5 Des cours de grabar et de spiritualité arménienne ont lieu à l'Institut Catholique de Lyon depuis 1987. Ils sont donnés par Mr K. Beledian. Le programme comprend l'étude des oeuvres de Machtots, Koriwn, Eznik de Kolb, Narekatsi, Chnorhali... Une chaire d'œcuménisme existe depuis 1964, à la Faculté de Théologie de Lyon ; des cours y sont donnés par des théologiens catholiques, protestants, orthodoxes. Cette année, pour la première fois, la Tradition arménienne y sera présente, aux sessions de novembre 1989 et février 1990 ; le sujet traité est le suivant : "Relations des Eglises arménienne et byzantine : identité et différences". En avril 1990, à l'Institut Catholique de Paris, le Père Renoux fera un cours sur : "L'intérêt des Sources arméniennes et géorgiennes pour l'étude de la liturgie".
6 C'est le Credo de Nicée-Constantinople, c'est-à-dire la profession de foi que l'Eglise a précisée au cours des Conciles de Nicée (325) et de Constantinople (381) : c'est le Credo de tous les chrétiens.

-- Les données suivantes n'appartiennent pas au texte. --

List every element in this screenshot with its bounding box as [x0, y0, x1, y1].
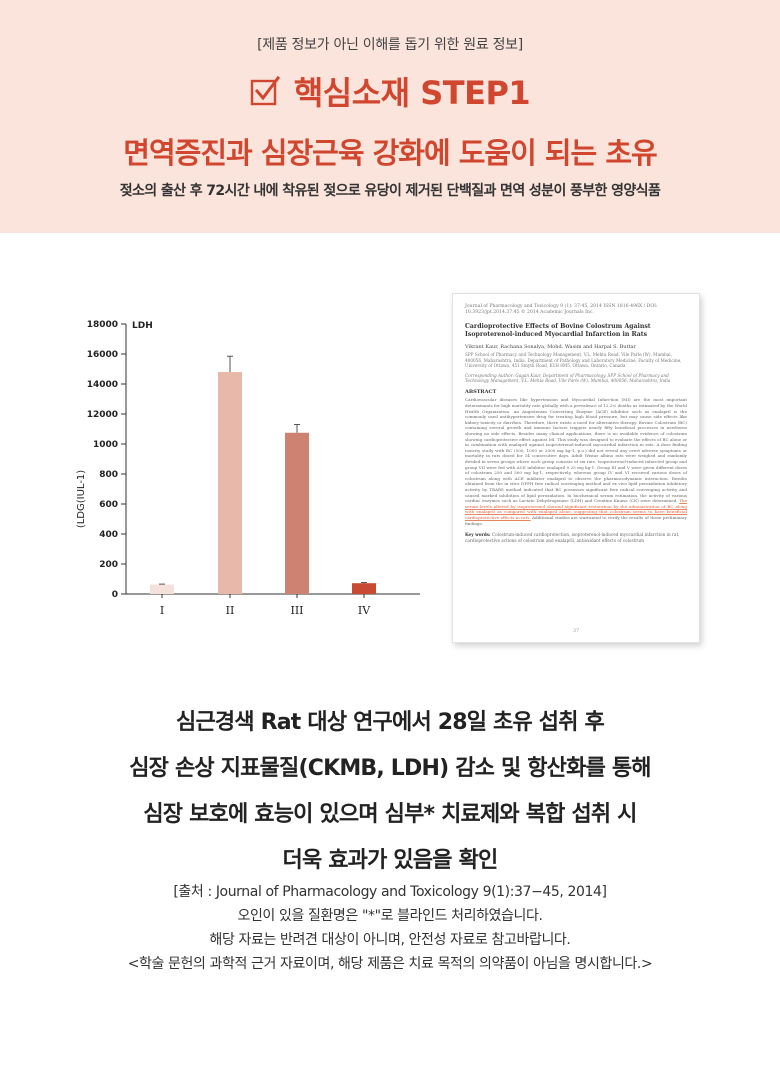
summary-line-1: 심근경색 Rat 대상 연구에서 28일 초유 섭취 후 [176, 710, 605, 735]
footer-disclaimer: <학술 문헌의 과학적 근거 자료이며, 해당 제품은 치료 목적의 의약품이 … [127, 956, 653, 972]
paper-abstract-text: Cardiovascular diseases like hypertensio… [465, 397, 687, 504]
footer-note-blind: 오인이 있을 질환명은 "*"로 블라인드 처리하였습니다. [237, 908, 543, 924]
summary-block: 심근경색 Rat 대상 연구에서 28일 초유 섭취 후 심장 손상 지표물질(… [0, 700, 780, 884]
paper-keywords-text: Colostrum-induced cardioprotection, isop… [465, 532, 680, 543]
x-tick-label: IV [358, 604, 371, 617]
paper-abstract-end: Additional studies are warranted to veri… [465, 514, 687, 526]
bar-I [150, 584, 174, 594]
x-tick-label: II [226, 604, 235, 617]
page-title: 면역증진과 심장근육 강화에 도움이 되는 초유 [123, 136, 657, 170]
paper-abstract: Cardiovascular diseases like hypertensio… [465, 397, 687, 526]
y-tick-label: 14000 [87, 380, 118, 390]
chart-svg: 0 200 400 600 800 1000 12000 14000 16000 18000 LDH… [76, 320, 420, 617]
header-banner: [제품 정보가 아닌 이해를 돕기 위한 원료 정보] 핵심소재 STEP1 면… [0, 0, 780, 233]
step-heading: 핵심소재 STEP1 [0, 68, 780, 114]
y-tick-label: 400 [99, 530, 118, 540]
y-tick-label: 200 [99, 560, 118, 570]
y-tick-label: 800 [99, 470, 118, 480]
y-axis-label: (LDG(IUL-1) [76, 470, 87, 528]
footer-note-safety: 해당 자료는 반려견 대상이 아니며, 안전성 자료로 참고바랍니다. [209, 932, 571, 948]
step-label: 핵심소재 STEP1 [293, 74, 531, 112]
footer-notes: [출처 : Journal of Pharmacology and Toxico… [0, 880, 780, 976]
y-tick-label: 600 [99, 500, 118, 510]
y-tick-label: 1000 [93, 440, 118, 450]
summary-line-4: 더욱 효과가 있음을 확인 [282, 848, 499, 873]
y-tick-label: 18000 [87, 320, 118, 330]
checkbox-icon [250, 76, 280, 106]
paper-abstract-heading: ABSTRACT [465, 389, 497, 396]
ldh-bar-chart: 0 200 400 600 800 1000 12000 14000 16000 18000 LDH… [70, 300, 430, 630]
paper-keywords-label: Key words: [465, 532, 491, 538]
bar-III [285, 432, 309, 594]
source-citation: [출처 : Journal of Pharmacology and Toxico… [173, 884, 607, 900]
paper-authors: Vikrant Kaur, Rachana Sonalya, Mohd. Was… [465, 344, 636, 350]
paper-affiliation: SPP School of Pharmacy and Technology Ma… [465, 352, 682, 369]
chart-title: LDH [132, 321, 153, 331]
info-note: [제품 정보가 아닌 이해를 돕기 위한 원료 정보] [257, 37, 523, 53]
research-paper-thumbnail: Journal of Pharmacology and Toxicology 9… [452, 293, 700, 643]
paper-keywords: Key words: Colostrum-induced cardioprote… [465, 532, 687, 543]
page-subtitle: 젖소의 출산 후 72시간 내에 착유된 젖으로 유당이 제거된 단백질과 면역… [119, 183, 661, 199]
x-tick-label: III [290, 604, 303, 617]
summary-line-3: 심장 보호에 효능이 있으며 심부* 치료제와 복합 섭취 시 [143, 802, 637, 827]
paper-meta: Journal of Pharmacology and Toxicology 9… [465, 304, 658, 315]
paper-abstract-highlight: The serum levels altered by isoprotereno… [465, 498, 687, 520]
y-tick-label: 16000 [87, 350, 118, 360]
paper-corresponding: Corresponding Author: Gagan Kaur, Depart… [465, 372, 671, 384]
summary-line-2: 심장 손상 지표물질(CKMB, LDH) 감소 및 항산화를 통해 [129, 756, 651, 781]
paper-page-number: 37 [572, 628, 580, 634]
x-tick-label: I [160, 604, 164, 617]
bar-IV [352, 583, 376, 594]
paper-title: Cardioprotective Effects of Bovine Colos… [465, 323, 651, 338]
y-tick-label: 12000 [87, 410, 118, 420]
bar-II [218, 372, 242, 594]
y-tick-label: 0 [112, 590, 118, 600]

7 Cf. Mgr Mutafian in "Jamanak", Istambul du 1/8/89 (p. 1 et 4).
8 L'Eglise n'a de secrets pour personne ; tous ses Mystères, ses rites, ses idées doivent appartenir à tous...
9 Certains viennent à l'église par tradition ; en quelque sorte par devoir national, pour se convaincre de leur arménité et la montrer aux autres.
10 "Sans l'Esprit Saint, Dieu est loin, le Christ reste dans le passé, l'Evangile est une lettre morte, l'Eglise, une simple organisation, l'autorité, une domination, la mission, une propagande, le culte, une évocation, et l'agir chrétien, une morale d'esclaves" (Patriarche Athénagoras).